Was es hörenswert macht, ist die Atmosphäre der Nostalgie. Seit über 45
Jahren in gleicher Synchronstimmenbesetzung lösen die drei Fragezeichen
jeden Fall und geben einem das unerschütterliche Gefühl, dass am Ende alles
gut wird. In welchem Setting könnte man das besser erzählen als zwischen
tonnenweise Geschenken, Weihnachtsdekokitsch und feierlichem
Plätzchenbacken? Eine heile Welt, in der die Protagonist*innen nie
älter werden, nie Smartphones benutzen und die Hörenden sich einfach wohlig
kindlich fühlen lassen. Ann-Kathrin Leclère
„Die drei???: „Stille Nacht, düstere Nacht“, Spotify
Gossip Girl: Krach in Skinny Jeans
Die Thanksgiving-Folgen von „Gossip Girl“ sind legendär dramatisch, an
Weihnachten hat sich die Serie nur in ihrer Anfangszeit versucht.
Vielleicht weil das Fest der Liebe für die Rich Kids von der Upper East
Side zu viel Versöhnung und Frieden fordert. In der ersten Staffel ist die
Serie noch sanfter. Wahrscheinlich klappt deswegen die entzückende
Weihnachtsgeschichte in „Roman Holiday“: Serena und Dan sind frisch
verliebt und wollen sich ihre Gefühle beweisen. Dafür suchen sie
füreinander das beste Geschenk, aber es darf nicht teuer sein.

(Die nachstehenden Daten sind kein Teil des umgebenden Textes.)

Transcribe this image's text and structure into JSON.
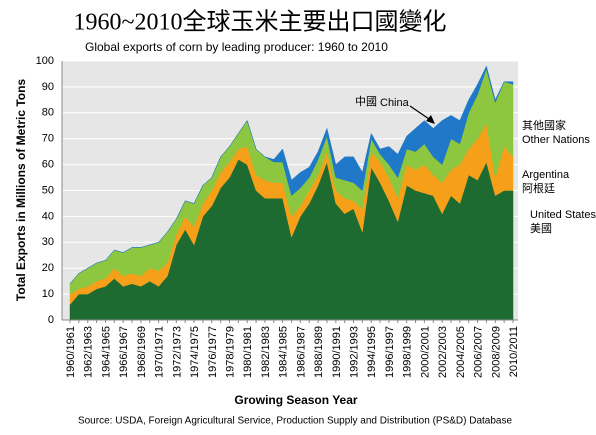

Es gibt
einen Weihnachtsbaumschmuggel, selbst gebastelte Schneeflocken und
Teenager-Romantik.
Ganz ohne Drama geht es aber nicht: Blair versucht ihren Vater durch eine
Intrige von seinem Partner zu trennen und bei den Humphreys kommt es zum
Familienkrach. Nebenbei bietet „Gossip Girl“ modische Inspiration und zwar
topaktuelle, die Rüschentops, Faltenröcke und Ballerinas von 2007 kommen
zurück. Falls auch die Skinny Jeans es noch mal schaffen sollten, kann man
hier schon mal nachgucken, wie sie getragen werden. Luisa Faust
„Gossip Girl: „Roman Holiday“, Staffel 1, Episode 1, Netflix
Shaun das Schaf: Aufgefangen im Kollektiv
Einsamkeit ist das Großthema unserer Zeit. Ich erinnere mich in diesen
dramatischen Tagen an ein Gespräch mit einem aus Syrien geflüchteten
Bekannten, der in Deutschland krank wurde. Er sei, sagte er, in Syrien
schlicht nie länger als ein paar Stunden allein gewesen, hier in
Deutschland plötzlich tagelang.
Der Bauer in dieser schon 15 Jahre alten Folge von „Shaun das Schaf“
versorgt als Weihnachtsmann liebevoll seine Tiere und zappt sich dann, noch
im Kostüm, frustriert durch das TV-Programm, bevor er tief traurig ins Bett
schlurft. Bitzer, dem sensibelsten Hund der Welt, kommen die Tränen, als er
sein Herrchen so vollkommen verlassen sieht. Shaun, das klügste Schaf der
Welt, belässt es nicht bei der Trauer, sondern wird aktiv. Und wie! Die
ganze Herde hilft mit. Teil einer Herde zu sein, das ist die Botschaft
dieser Episode, ist eben das Schönste; zumindest an Weihnachten. Ambros
Waibel
„Shaun das Schaf: Fröhliche Weihnachten“, Staffel 2, Episode 40,
ARD-Mediathek
Black Mirror: Resilienzbooster Mind Fuck
Eine einsame Hütte mitten im Schnee. Holzvertäfelte Wände, eine kleine,
funktionale Küche und ein bisschen rotes Lametta. Matt (Jon Hamm) und Joe
(Rafe Spall) wohnen dort seit fünf Jahren. Der US-Amerikaner und der
Engländer kommen sich am 25. Dezember beim Weihnachtsessen endlich näher.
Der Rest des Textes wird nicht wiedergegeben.